Limiting students’ focus to schools that supposedly have great pre-professional programs is generally unwise for two reasons. The first was outlined above: provided they excel in the required coursework and on the requisite admissions exams, philosophy majors can gain acceptance into medical school; electrical engineers can go to law school; art history majors can go to business school. The second is perhaps even more practical: 17- and 18-year-old students who are only just applying to and enrolling in colleges and universities cannot––and should not––be expected to know what they “want to do with their lives”. If everyone who started college intending to become a doctor or lawyer actually became a doctor or lawyer, we would have such a glut of each that there would be no jobs left to offer them.
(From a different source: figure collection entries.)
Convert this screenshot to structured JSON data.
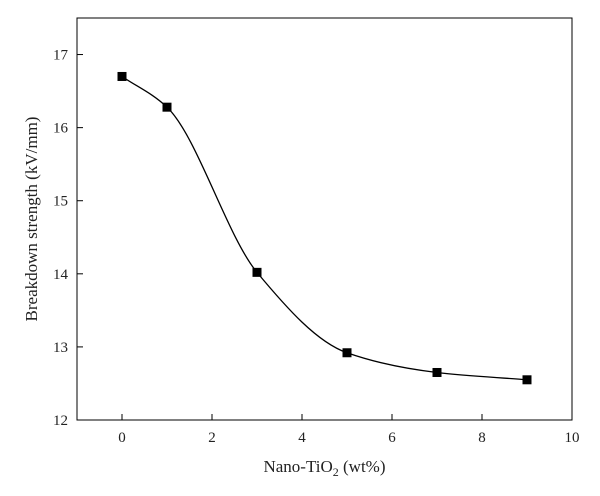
{
  "chart_data": {
    "type": "line",
    "title": "",
    "xlabel": "Nano-TiO",
    "xlabel_sub": "2",
    "xlabel_suffix": " (wt%)",
    "ylabel": "Breakdown strength (kV/mm)",
    "xlim": [
      -1,
      10
    ],
    "ylim": [
      12,
      17.5
    ],
    "x_ticks": [
      0,
      2,
      4,
      6,
      8,
      10
    ],
    "y_ticks": [
      12,
      13,
      14,
      15,
      16,
      17
    ],
    "grid": false,
    "legend": "none",
    "marker": "square",
    "line_style": "smooth",
    "color": "#000000",
    "series": [
      {
        "x": [
          0,
          1,
          3,
          5,
          7,
          9
        ],
        "y": [
          16.7,
          16.28,
          14.02,
          12.92,
          12.65,
          12.55
        ]
      }
    ]
  }
}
The simple fact of the matter is that students regularly shift focus while they are in college, changing their majors and life plans in the process. For all but the most laser-focused individuals, assuming that a student will leave college with the same goals as he or she had at the start is folly.
It is far better for students to apply to generally strong schools whose academics will challenge but not overwhelm them, to take courses that build truly valuable skills––writing, communication, presentation, data analysis, and problem solving––and to develop connections and gain experience in their fields of interest. With these behind them, students can achieve great things.
We hope that reading this will alleviate some of the anxiety surrounding the impending college admissions decisions. Remember some advice from acclaimed NY Times columnist Frank Bruni: where you go is not who you’ll be.